Die Anzeige- und Berichtigungspflicht trifft neben dem Steuerpflichtigen auch dessen Gesamtrechtsnachfolger sowie die für den Steuerpflichtigen oder den Gesamtrechtsnachfolger handelnden Personen.

Im Falle einer Ehegattenzusammenveranlagung trifft nur denjenigen Ehegatten die Anzeige- und Berichtigungspflicht, dem die unrichtigen oder unvollständig erklärten Besteuerungsgrundlagen zuzurechnen sind. Eine gegenseitige Kontrolle ist nicht vorzunehmen. Stirbt hingegen ein Ehegatte, hat der überlebende Ehegatte die steuerlichen Pflichten als Gesamtrechtsnachfolger zu erfüllen.

Schließlich stellt der Anwendungserlass klar, dass die Anzeige- und Berichtigungspflicht nicht für Dritte gilt und nennt hier beispielhaft Steuerberater, Lohnsteuerhilfeverein, Rechtsanwälte und Wirtschaftsprüfer.

Zeitpunkt der Anzeige und Berichtigung

Die Anzeige und die Berichtigung nach § 153 AO haben unverzüglich nach Erkennen des Fehlers zu erfolgen und müssen an die örtlich und sachlich zuständige Finanzbehörde gerichtet sein. Im Falle von umfangreichen Aufarbeitungen ist dem Steuerpflichtigen von der Finanzbehörde eine angemessene Zeit zur Aufarbeitung und Berichtigung zuzugestehen.

Der Anwendungserlass selber enthält leider keinen Hinweis darauf, welcher Zeitraum zwischen Erkennen des Fehlers und der darauffolgenden Anzeige als „unverzüglich“ anzusehen ist. Hier sollte ein Zeitraum von wenigen Wochen, max. zwei Wochen nicht überschritten werden.

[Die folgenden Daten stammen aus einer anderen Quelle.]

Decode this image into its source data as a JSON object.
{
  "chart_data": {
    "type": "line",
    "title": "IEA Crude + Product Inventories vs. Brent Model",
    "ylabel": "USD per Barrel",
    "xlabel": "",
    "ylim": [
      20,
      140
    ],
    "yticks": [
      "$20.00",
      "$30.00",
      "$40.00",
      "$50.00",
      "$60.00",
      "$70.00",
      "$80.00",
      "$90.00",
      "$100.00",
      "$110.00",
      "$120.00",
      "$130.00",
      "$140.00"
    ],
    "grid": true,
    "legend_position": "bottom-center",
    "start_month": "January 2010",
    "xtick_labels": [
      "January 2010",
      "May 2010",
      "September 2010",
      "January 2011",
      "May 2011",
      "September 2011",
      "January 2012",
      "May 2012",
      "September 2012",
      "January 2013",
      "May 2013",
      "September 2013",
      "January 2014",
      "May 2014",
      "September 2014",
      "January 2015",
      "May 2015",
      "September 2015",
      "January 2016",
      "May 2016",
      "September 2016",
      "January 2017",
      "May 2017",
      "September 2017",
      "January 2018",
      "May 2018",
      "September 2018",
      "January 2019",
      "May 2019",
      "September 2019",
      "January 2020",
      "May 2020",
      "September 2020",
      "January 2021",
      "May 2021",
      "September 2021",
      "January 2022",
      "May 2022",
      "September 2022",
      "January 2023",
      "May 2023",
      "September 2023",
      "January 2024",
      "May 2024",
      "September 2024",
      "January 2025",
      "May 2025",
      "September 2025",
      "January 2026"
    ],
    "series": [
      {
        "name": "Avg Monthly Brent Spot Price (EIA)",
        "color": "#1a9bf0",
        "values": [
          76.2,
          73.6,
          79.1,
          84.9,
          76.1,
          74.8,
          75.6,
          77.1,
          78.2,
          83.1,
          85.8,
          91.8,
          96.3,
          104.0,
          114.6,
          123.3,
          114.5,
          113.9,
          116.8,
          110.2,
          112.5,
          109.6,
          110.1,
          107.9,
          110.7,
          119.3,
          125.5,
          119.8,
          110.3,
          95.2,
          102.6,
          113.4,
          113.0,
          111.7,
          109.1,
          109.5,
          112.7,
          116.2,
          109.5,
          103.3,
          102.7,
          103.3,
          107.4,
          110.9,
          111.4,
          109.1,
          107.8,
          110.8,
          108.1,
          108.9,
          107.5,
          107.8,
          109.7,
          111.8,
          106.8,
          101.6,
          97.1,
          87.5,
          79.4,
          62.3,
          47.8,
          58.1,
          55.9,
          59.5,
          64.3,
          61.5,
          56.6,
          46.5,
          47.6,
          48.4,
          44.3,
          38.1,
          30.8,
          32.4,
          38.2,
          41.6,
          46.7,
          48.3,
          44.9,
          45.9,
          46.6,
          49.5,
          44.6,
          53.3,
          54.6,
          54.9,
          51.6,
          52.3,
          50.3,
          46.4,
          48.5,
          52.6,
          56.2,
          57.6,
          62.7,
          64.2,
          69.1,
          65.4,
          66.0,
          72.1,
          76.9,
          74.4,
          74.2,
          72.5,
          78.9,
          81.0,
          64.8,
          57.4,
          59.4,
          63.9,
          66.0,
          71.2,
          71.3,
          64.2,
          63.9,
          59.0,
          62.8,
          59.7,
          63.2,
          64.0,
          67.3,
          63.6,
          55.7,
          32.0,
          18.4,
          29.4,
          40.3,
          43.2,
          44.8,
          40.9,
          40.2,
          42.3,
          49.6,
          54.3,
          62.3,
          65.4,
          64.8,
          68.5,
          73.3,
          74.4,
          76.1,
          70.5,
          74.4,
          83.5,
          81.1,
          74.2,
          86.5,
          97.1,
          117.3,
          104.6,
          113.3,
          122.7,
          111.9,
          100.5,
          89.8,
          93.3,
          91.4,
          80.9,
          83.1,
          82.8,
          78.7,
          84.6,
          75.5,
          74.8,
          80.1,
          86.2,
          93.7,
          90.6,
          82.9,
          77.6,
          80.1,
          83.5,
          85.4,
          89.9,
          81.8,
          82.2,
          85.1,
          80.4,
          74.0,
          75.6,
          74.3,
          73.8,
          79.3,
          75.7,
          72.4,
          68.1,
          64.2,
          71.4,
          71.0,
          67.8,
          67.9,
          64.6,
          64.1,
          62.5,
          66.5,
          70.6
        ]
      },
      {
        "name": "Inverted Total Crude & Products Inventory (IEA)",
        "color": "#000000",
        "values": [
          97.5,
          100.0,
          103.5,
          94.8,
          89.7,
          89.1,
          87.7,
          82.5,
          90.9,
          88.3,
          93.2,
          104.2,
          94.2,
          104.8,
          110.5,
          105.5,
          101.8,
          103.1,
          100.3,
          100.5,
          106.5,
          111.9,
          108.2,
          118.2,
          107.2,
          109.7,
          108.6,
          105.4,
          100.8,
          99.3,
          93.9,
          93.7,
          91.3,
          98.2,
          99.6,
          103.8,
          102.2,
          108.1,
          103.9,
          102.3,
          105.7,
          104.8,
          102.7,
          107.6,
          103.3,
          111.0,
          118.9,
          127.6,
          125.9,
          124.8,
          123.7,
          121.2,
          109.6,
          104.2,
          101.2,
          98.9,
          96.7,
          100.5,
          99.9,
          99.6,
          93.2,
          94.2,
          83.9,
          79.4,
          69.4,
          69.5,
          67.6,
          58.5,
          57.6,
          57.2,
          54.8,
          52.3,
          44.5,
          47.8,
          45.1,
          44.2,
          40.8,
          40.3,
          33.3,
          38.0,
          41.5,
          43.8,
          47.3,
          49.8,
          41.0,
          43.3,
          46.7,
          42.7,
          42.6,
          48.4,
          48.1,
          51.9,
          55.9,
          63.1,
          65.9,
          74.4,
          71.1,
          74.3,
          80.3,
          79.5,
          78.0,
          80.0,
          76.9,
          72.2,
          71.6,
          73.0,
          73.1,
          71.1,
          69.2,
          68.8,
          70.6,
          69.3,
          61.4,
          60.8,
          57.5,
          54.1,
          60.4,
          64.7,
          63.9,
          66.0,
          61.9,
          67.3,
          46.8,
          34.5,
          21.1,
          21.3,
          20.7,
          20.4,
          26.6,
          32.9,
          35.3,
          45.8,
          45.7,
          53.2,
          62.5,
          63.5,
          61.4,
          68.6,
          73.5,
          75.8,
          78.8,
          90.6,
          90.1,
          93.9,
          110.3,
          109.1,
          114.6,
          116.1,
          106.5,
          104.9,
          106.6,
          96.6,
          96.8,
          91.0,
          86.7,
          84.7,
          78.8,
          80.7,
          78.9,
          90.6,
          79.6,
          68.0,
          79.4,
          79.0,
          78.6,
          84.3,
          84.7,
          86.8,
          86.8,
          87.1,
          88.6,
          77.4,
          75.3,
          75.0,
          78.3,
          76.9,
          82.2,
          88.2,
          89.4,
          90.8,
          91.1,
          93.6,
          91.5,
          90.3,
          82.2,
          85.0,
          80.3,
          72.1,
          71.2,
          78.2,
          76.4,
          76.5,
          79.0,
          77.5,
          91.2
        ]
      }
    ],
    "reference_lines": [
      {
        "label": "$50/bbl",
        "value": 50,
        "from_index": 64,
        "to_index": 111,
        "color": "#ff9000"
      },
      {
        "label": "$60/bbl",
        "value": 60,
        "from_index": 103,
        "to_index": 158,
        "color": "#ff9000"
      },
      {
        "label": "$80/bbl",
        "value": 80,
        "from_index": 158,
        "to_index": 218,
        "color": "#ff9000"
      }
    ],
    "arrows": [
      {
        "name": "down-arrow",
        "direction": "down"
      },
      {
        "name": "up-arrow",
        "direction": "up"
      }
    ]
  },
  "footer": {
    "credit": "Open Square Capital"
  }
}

Der Verstoß gegen die Anzeige- und Berichtigungspflicht führt zu einer Steuerhinterziehung durch Unterlassen und hierdurch schließlich auch zu einer Verlängerung der Festsetzungsfrist.

Betroffene Norm

§§ 153, 371 AO
AEAO 

Anmerkungen

Die Anzeige- und Berichtigungspflichten haben für Steuerpflichtige erhebliche Relevanz. Der Anwendungserlass stellt in vielerlei Hinsicht die Inhalte des § 153 AO sowie dessen herrschende Auslegung klar und ist damit für die Praxis erheblich von Bedeutung.